I don't know the answers to these questions; I find them fascinating. And this doesn't even get into the other learning-styles questions. There's lots more questions where these come from.
Re: I work for one of those companies...
Date: 2007-02-01 02:50 am (UTC)Here's a (weak and naive) analogy: in elementary school, they teach you how to use the library. Rather than have you read every book, they teach you about card catalogs and where the reference section is and so forth. Supposedly, then you can go and find the knowledge you need when you need it. But teachers are resources like libraries, and so is your own learning style. I wonder if there's a way to teach some sort of meta-learning skill.
I sometimes wonder what college would be like if I went back now. On the one hand, my brain is probably less flexible, but on the other hand, I'm a lot more mature and have a lot more experience teaching myself...
Re: I work for one of those companies...
Date: 2007-02-01 03:21 am (UTC)Heh. http://siderea.livejournal.com/440902.html
I sometimes wonder what college would be like if I went back now.
Hehheh. I'm running that experiment now. I've returned, at the ripe age of 35, to college to finally get a degree (this time). Things are much better this time, for a whole bunch of reasons, but not least because I've gotten over my past schooling and become an autodidact. Apparently, this is normal in "adult learners", according to the returning student orientation materials the school gave me -- and backed up by my experience in all-"adult-learners" classes. The grown-ups are voracious and keep the profs on their toes. They'll show up with their own learning (and other) agendas and hold the profs accountable for meeting them. They're no little bit cynical and know how the world works, and have an attitude of "I'm paying for this, so you'd better live up to my standards." They butt into lectures to demand clarifications. They raise contradictory examples to challenge professors' examples. They have no problem saying, point blank, that school has to take a back seat to work/kids/etc. when they feel it does. They're intensely involved in the classroom and with the material, just like professors always are saying they want. As one prof put it, "The up-side is you guys bring an incredible wealth of experience and engagement to the classroom. The down-side is, damn, ain't nobody can tell you guys nothing!"
tangent
Date: 2007-02-01 02:53 am (UTC)This is, of course, a problem that goes well beyond math, and gets to the whole question of when it's ok to cater to the majority and what you owe the minority.
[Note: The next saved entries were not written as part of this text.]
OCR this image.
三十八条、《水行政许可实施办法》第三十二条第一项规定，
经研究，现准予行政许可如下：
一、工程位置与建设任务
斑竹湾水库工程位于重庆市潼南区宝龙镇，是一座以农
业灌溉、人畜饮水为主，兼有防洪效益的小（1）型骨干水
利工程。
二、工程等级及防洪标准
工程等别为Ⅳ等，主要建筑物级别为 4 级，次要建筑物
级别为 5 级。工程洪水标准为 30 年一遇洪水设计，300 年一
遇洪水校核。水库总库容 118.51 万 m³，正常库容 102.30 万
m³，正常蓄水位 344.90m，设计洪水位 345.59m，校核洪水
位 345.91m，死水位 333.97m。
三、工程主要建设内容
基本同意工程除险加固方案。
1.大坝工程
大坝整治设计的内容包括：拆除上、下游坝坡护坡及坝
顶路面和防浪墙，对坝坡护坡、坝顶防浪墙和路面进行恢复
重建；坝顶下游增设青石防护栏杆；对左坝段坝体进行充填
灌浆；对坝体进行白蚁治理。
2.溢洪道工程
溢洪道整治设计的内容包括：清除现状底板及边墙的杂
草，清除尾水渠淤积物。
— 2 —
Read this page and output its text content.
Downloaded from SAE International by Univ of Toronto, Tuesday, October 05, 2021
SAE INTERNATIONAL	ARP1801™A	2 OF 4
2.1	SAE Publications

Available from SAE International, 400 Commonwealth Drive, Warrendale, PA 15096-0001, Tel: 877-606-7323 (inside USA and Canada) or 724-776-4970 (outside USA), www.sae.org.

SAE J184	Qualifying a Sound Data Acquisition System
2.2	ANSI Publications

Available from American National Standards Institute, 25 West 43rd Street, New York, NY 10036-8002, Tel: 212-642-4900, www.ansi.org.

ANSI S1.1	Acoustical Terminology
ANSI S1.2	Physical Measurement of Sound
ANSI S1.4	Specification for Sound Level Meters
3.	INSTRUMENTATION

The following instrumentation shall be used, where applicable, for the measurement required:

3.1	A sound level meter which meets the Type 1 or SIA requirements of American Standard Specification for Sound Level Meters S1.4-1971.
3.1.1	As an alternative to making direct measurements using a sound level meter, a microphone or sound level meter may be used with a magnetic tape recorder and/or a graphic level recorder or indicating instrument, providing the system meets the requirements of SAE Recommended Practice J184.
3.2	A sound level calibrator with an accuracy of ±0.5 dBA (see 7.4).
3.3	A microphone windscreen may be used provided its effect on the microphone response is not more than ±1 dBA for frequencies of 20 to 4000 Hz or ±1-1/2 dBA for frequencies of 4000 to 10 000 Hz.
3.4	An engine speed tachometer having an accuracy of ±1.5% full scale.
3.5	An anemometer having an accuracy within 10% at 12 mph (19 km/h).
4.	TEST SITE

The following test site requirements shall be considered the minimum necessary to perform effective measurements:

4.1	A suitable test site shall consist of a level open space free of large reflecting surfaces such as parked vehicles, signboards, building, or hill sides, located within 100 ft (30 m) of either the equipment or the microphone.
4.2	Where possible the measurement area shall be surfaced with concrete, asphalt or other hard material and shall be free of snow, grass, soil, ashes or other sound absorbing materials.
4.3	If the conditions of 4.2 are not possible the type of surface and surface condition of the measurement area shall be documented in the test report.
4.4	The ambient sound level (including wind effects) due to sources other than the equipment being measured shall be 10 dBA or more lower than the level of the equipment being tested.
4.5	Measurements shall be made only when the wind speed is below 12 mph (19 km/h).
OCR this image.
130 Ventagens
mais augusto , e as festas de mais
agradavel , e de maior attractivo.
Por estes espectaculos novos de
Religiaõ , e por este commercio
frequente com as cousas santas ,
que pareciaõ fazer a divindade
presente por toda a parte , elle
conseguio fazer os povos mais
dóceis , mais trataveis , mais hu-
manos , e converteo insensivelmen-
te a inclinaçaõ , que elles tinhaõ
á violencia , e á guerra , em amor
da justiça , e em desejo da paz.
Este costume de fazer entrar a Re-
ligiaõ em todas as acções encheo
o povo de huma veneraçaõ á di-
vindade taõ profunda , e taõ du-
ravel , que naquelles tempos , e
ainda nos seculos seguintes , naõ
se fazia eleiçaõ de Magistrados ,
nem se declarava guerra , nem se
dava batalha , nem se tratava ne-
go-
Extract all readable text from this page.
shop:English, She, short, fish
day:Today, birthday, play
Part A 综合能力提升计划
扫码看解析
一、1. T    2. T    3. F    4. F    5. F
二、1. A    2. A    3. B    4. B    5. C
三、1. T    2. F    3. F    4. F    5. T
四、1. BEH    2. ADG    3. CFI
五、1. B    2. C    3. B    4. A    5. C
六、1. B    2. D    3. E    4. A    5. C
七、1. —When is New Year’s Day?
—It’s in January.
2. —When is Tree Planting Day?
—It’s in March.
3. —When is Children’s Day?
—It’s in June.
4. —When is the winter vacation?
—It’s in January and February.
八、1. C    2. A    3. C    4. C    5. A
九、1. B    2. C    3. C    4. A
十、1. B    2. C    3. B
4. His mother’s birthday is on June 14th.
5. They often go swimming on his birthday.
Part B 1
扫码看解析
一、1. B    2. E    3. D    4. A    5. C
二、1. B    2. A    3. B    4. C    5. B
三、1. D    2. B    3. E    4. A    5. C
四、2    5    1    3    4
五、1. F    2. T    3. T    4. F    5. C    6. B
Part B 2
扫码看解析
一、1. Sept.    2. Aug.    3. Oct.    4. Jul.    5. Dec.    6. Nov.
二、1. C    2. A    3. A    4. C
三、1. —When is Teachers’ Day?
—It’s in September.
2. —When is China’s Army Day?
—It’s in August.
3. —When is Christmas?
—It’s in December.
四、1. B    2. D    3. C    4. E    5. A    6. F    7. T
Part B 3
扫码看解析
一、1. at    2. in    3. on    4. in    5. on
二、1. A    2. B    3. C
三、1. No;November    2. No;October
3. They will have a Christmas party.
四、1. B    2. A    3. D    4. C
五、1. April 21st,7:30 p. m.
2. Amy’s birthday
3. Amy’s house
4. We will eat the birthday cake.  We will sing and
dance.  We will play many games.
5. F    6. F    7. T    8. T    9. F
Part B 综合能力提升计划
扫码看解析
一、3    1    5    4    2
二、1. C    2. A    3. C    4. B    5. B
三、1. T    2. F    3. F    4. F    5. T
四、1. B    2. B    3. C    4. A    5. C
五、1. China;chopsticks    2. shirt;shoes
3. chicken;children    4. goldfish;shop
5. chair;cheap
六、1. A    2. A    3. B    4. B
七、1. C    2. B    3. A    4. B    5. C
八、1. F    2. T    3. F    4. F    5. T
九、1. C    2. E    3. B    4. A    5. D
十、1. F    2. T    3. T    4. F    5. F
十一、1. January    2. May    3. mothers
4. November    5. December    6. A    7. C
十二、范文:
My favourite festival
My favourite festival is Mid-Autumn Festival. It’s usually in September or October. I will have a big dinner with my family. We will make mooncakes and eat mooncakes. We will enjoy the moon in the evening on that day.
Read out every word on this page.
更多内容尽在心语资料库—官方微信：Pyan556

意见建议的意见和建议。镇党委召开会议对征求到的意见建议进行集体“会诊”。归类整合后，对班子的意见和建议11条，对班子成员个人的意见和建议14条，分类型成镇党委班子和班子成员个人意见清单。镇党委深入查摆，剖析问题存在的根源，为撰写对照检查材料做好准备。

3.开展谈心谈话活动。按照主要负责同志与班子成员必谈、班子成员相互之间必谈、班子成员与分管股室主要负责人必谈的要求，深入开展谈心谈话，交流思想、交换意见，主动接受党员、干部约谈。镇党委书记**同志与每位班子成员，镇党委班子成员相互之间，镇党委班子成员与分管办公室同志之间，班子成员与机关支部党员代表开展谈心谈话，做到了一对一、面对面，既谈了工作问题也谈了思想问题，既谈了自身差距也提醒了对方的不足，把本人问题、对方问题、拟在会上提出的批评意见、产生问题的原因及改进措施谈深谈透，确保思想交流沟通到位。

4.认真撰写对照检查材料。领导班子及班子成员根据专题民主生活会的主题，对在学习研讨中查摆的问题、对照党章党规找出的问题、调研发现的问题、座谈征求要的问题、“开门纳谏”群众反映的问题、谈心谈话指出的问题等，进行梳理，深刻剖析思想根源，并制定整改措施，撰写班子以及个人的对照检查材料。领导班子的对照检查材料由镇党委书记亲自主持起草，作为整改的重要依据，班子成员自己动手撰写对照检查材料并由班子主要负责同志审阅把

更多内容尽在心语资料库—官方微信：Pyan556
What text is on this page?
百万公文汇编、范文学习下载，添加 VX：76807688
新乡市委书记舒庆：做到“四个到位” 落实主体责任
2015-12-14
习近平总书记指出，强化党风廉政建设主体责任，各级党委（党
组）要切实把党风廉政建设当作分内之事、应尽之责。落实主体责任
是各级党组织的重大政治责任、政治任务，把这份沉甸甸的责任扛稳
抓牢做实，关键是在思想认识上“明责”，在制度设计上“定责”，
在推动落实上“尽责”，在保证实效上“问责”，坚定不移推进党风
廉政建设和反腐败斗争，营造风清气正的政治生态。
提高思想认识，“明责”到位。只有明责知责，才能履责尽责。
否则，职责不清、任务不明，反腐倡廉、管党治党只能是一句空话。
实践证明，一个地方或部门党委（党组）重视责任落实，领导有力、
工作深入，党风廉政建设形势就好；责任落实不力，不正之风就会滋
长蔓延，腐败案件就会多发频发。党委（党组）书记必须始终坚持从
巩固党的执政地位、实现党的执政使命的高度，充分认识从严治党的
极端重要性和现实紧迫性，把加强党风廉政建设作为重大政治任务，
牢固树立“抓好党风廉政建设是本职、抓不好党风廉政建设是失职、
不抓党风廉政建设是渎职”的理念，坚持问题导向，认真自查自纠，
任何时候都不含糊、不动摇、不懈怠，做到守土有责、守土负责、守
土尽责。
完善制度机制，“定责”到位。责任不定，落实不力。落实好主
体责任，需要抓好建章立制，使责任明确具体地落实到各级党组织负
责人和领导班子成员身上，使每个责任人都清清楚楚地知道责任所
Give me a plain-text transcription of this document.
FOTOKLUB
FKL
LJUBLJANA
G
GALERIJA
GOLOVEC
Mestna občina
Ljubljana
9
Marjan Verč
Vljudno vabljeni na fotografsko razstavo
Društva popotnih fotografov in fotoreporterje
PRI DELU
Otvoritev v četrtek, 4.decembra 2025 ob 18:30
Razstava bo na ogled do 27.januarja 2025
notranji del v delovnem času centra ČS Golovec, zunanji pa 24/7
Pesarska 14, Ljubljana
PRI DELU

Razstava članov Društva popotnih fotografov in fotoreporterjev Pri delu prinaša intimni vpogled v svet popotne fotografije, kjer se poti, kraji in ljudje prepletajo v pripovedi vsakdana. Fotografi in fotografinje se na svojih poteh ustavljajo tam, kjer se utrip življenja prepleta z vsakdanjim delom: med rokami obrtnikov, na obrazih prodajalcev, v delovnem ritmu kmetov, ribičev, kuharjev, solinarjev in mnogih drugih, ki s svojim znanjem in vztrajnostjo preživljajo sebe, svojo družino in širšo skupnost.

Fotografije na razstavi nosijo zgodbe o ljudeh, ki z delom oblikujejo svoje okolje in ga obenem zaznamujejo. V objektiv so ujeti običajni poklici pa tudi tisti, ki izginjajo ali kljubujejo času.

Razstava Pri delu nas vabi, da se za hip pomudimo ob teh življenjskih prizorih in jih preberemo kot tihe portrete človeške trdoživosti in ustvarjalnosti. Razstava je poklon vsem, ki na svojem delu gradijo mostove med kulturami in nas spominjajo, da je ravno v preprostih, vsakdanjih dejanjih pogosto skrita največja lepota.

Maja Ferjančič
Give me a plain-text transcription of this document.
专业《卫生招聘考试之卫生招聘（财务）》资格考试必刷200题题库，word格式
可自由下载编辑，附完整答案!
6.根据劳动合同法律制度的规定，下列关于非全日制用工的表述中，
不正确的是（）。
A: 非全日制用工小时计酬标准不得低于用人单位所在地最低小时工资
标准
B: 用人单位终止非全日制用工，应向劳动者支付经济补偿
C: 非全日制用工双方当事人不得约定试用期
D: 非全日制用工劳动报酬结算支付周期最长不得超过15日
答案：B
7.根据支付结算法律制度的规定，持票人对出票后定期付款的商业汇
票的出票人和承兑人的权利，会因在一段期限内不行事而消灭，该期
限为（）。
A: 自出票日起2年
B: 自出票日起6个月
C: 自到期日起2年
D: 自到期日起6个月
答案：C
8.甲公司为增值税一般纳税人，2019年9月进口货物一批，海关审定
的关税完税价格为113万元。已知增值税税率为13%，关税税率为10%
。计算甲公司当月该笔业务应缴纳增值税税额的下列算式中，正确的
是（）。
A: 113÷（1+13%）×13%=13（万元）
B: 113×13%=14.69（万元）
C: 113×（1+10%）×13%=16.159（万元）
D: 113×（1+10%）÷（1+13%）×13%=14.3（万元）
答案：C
I felt largely cheated by my school system because they had no accommodations for people near the tails of the bell curve; it was very much a "one size fits all" approach. I don't know what the answer is; even if it were practical for every student to have an individual, tailored experience, I don't think that would be ideal either. Somewhere in there you also have to learn about compromise and getting along in community, too.
Re: tangent
Date: 2007-02-01 03:38 am (UTC)If we are educating kids to a certain standard.... why do we have (or try to have) all kids stay in school until 12th grade? And why do we then throw kids out at age 18, whether or not they've met the standard?
Or are we providing an educational opportunity from ages X to Y, during which kids are entitled to make the most of themselves, whatever that is?
Are we trying to prepare a mete workforce for the exigencies of the 21st century? Are we trying to unleash human potential? Are we trying to educate an electorate?
What is the purpose of the enterprise? And how will we know if/when we're achieving it?